Conservative lawmakers have long touted the idea that cutting corporate tax rates spurs economic growth. Proponents point to many mechanisms; a central one is that lower tax rates attract investment that might otherwise go to other countries. President Trump’s chief economic adviser, Gary Cohn, recently highlighted this goal when discussing the Republican plan to reduce the corporate tax rate from 35 percent to 20 percent, below the world average of 22.5 percent.
This idea seems like a simple way to attract investment: If the tax rate is lower in the United States, corporations might prefer to invest here. But it turns out the situation is not so straightforward. By using game theory — the science of strategic interaction — we can see that America may be contributing to a problem that ultimately harms us economically. This is because the United States is not the only country seeking to attract investment by lowering corporate taxes. This rivalry among countries is known as tax competition.

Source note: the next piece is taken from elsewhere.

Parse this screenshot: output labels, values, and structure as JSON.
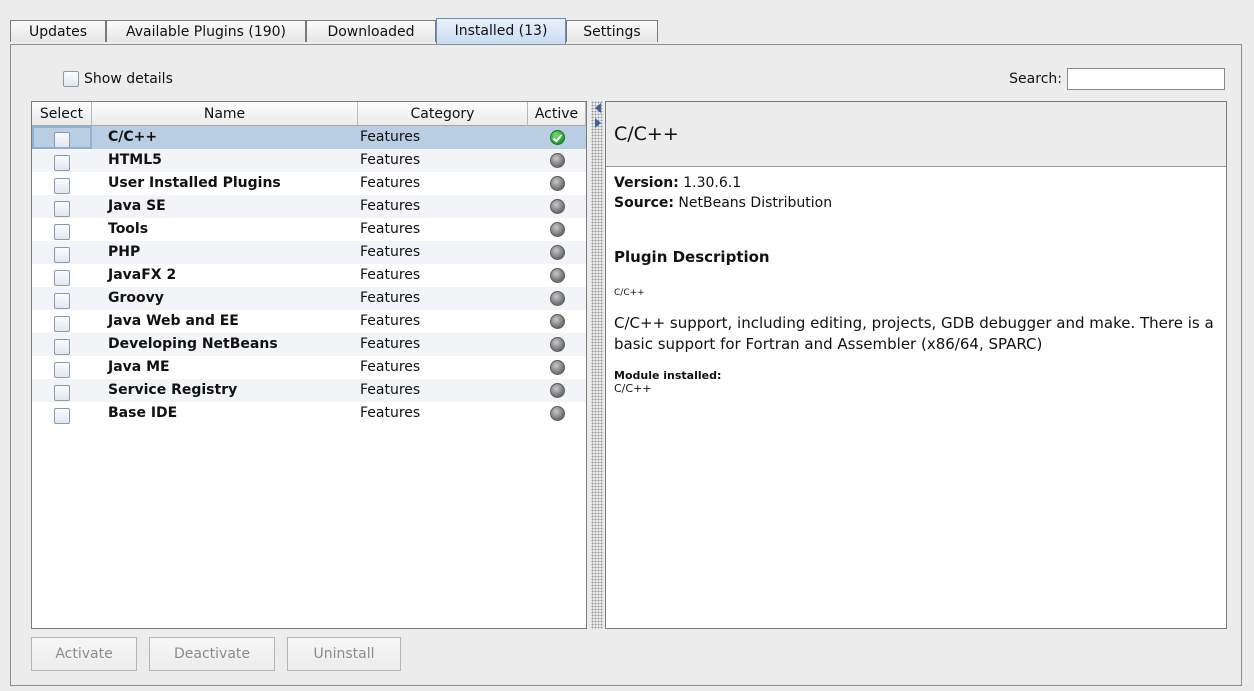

Tax competition occurs when nations compete to attract investment by imposing ever lower tax burdens on corporations. Mechanisms such as lower corporate income taxes, favorable tax-base definitions and tax holidays encourage multinational corporations to repatriate assets held overseas. This competition is an example of what game theorists call a collective action problem. These problems no doubt are familiar to many of us: In joint projects at work, every member of a team stands to benefit if the project is completed on time. But if individuals think they can avoid their share of the work, they will, leaving others to pick up the slack. Without some mechanism like good management to enforce shared norms, everyone on the team will shirk their responsibilities and the team will fail.
This is the core feature of a collective action problem: All members of a group would do better if everyone chose to work together, but each member has an incentive to abandon the cooperative approach and pursue its own interests. These problems occur throughout our economic and political lives, in situations as diverse as arms control treaties and the management of fisheries. Absent some kind of extra incentive to cooperate, collective action problems typically lead to outcomes that are worse for all.

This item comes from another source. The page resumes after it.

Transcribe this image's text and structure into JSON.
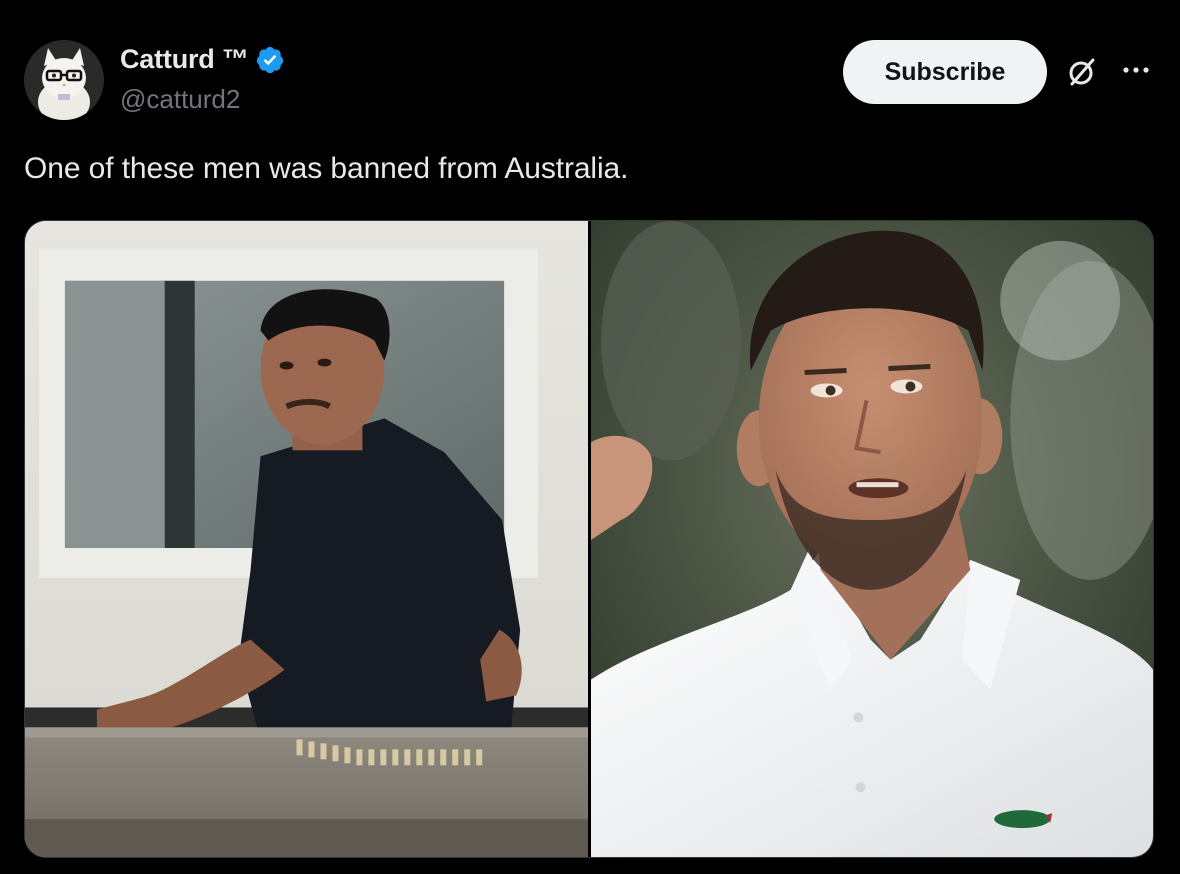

Globally, corporate taxation is ripe for collective action problems. If nations didn’t have to compete with one another, they would all benefit from imposing higher corporate taxes. But they do have to compete, so each individual country has a self-interested reason to lower its corporate tax rate, undercutting other countries to attract investment. Even if all other states agree to coordinate (or “harmonize”) to maintain higher rates of taxation, individual countries will still face an incentive to lower their tax rates to attract greater investment.

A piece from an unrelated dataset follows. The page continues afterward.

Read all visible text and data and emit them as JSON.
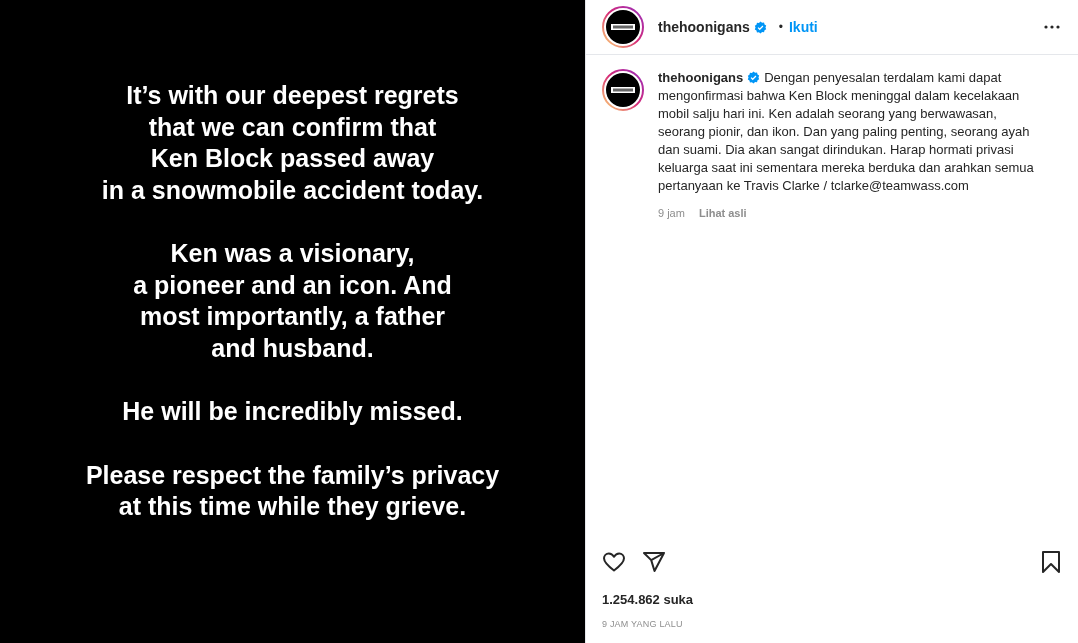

The results of global tax competition are staggering: In nations that are members of the Organization for Economic Cooperation and Development, the average nominal corporate tax rate has fallen to 22.5 percent from 50 percent in 1975 as globalization and capital mobility have spurred competition. During tax holidays such as the one that President Trump proposes, corporations are able to repatriate profits at enormous savings. The last tax holiday in the United States was in 2004, when the American Jobs Creation Act allowed corporations a one-time opportunity to repatriate profits at the heavily discounted rate of 5.25 percent. It resulted in corporate tax savings of $62.5 billion. Corporations knew what they stood to gain and so were willing to spend a total of $282 million on lobbying for the holiday. Given the government’s history of tax holidays, corporations know to hold their profits offshore until the next holiday comes around.
When facing this kind of collective action problem, individuals have two options: They can continue to pursue their self-interest, and in doing so contribute to the problem, or coordinate with others to change “the game.” Fixes of the latter kind often require regulatory interventions to enforce cooperation. This is why many think that in the case of global tax competition, the only solution is to support some form of global mechanism that would enforce global tax rates but seriously constrain American sovereignty.
But the Nobel Prize-winning economist Elinor Ostrom’s work showed a middle ground between accepting our fate and ceding our sovereignty. Through the systematic study of the history of collective action problems, she found many solutions that combined individual changes with the creation of institutions to help parties cooperate with one another. No solution to these problems is easy, but before giving up trillions in tax revenues, we should consider whether there might be other ways to mitigate tax competition. By using Professor Ostrom’s case studies as a blueprint, the United States could work with other nations to implement global solutions to tax competition that don’t trample on the sovereignty of individual nations.
Rather than rewarding corporations for keeping their profits offshore, the United States should be a global leader in fighting tax competition. By working with other countries — not against them — we may be able to implement our own solution to this modern-day collective action problem.
This approach could involve incorporating tax harmonization schemes into bilateral or multilateral trade agreements, for example. But these kinds of solutions would require an administration that was willing to work with — rather than against — other global leaders in tackling collective problems, an approach that as yet has not seemed to characterize the Trump administration’s foreign policy philosophy.
There don’t have to be winners and losers. Instead, cooperation can benefit everyone. Tax competition is only one example of how our domestic interests can be harmed by the retreat from global leadership.